Home » today » Business » Reuters: After a decade of “pain”, the Greek economy is taking off – 2024-04-22 09:56:27

Reuters: After a decade of “pain”, the Greek economy is taking off – 2024-04-22 09:56:27

“A decade ago, Greece was in the midst of a devastating debt crisis marked by years of austerity, hardship and turmoil. Now, officials and investors say 2024 could be the year its recovery finally completes.”

He mentions the above in his analysis Reuters about the achievements of the Greek economy, stressing in its title that it is “launching after a decade of pain”.

As Reuters points out, the Greek economy is projected to grow by almost 3% this yearapproaching the pre-crisis size in 2009 and well above the Eurozone average of 0.8%.

Borrowing costs have fallen below Italy’s, and banks bailed out during the crisis are set to be fully privatized for the first time in decades – a move some of the country’s biggest investors see as a final sign of normalcy.

“With the state’s participation out, this is a milestone,” said Wim-Hein Pals of asset manager Robeco, which recently bought stakes in Greek banks.

“The Greek economy is well positioned to benefit from further growth in the future.”

Reuters points out that “the recovery in Greece, whose debt crisis threatened to collapse the entire eurozone, is strong – at least on paper.
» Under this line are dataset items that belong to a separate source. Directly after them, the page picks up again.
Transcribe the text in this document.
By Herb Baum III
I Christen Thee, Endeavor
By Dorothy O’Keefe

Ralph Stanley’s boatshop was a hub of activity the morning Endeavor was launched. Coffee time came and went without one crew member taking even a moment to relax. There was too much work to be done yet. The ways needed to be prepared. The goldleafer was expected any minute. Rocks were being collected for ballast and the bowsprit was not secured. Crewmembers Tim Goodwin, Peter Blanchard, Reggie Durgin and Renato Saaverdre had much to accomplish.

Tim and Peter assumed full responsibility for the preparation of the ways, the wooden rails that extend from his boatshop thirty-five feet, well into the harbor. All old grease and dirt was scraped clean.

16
Now the country faces a new problem: to be held back by stagnation in the same eurozone giants that once imposed severe reforms on its economy.”

After years of being cut off from international markets, Greece returned to investment-grade credit in 2023. When the state bailout fund last month sold its stake in Piraeus Bank, one of the country’s largest, the sale was oversubscribed eight times.

However, challenges remain. Falling birth rates and labor shortages threaten long-term prospects, and the spread of climate-related disasters such as fires and floods has strained public finances.

More than half of Greece’s foreign direct investment, which totaled around 7.5 billion euros ($7.98 billion) in 2022, comes from northern European countries such as France and Germany, which are struggling with weak growth . Greek exports, such as agricultural products, fuel and pharmaceuticals – two-thirds of which go to the EU – fell by almost 9% last year. Economic growth has slowed to 2% in 2023, partly as a result of its neighbors lagging behind.

“Lower growth expectations in Europe affect Greece in two main ways. Through the pressure on exports… and through the higher cost of money,” said Nikos Vettas, head of IOBE.

Inequality remains

However, for many Greeks, the economic recovery has not translated into improved living standards.

Unemployment remains above 10%, the second highest rate in the EU after Spain, and GDP per capita in purchasing power is among the lowest in the bloc, according to Eurostat data. The average monthly salary of 1,175 euros is 20% lower than 15 years ago, according to figures from the Labor Ministry.

Greece needs to develop sectors where investment is more long-term, said IOBE’s Vettas, “such as infrastructure and manufacturing”.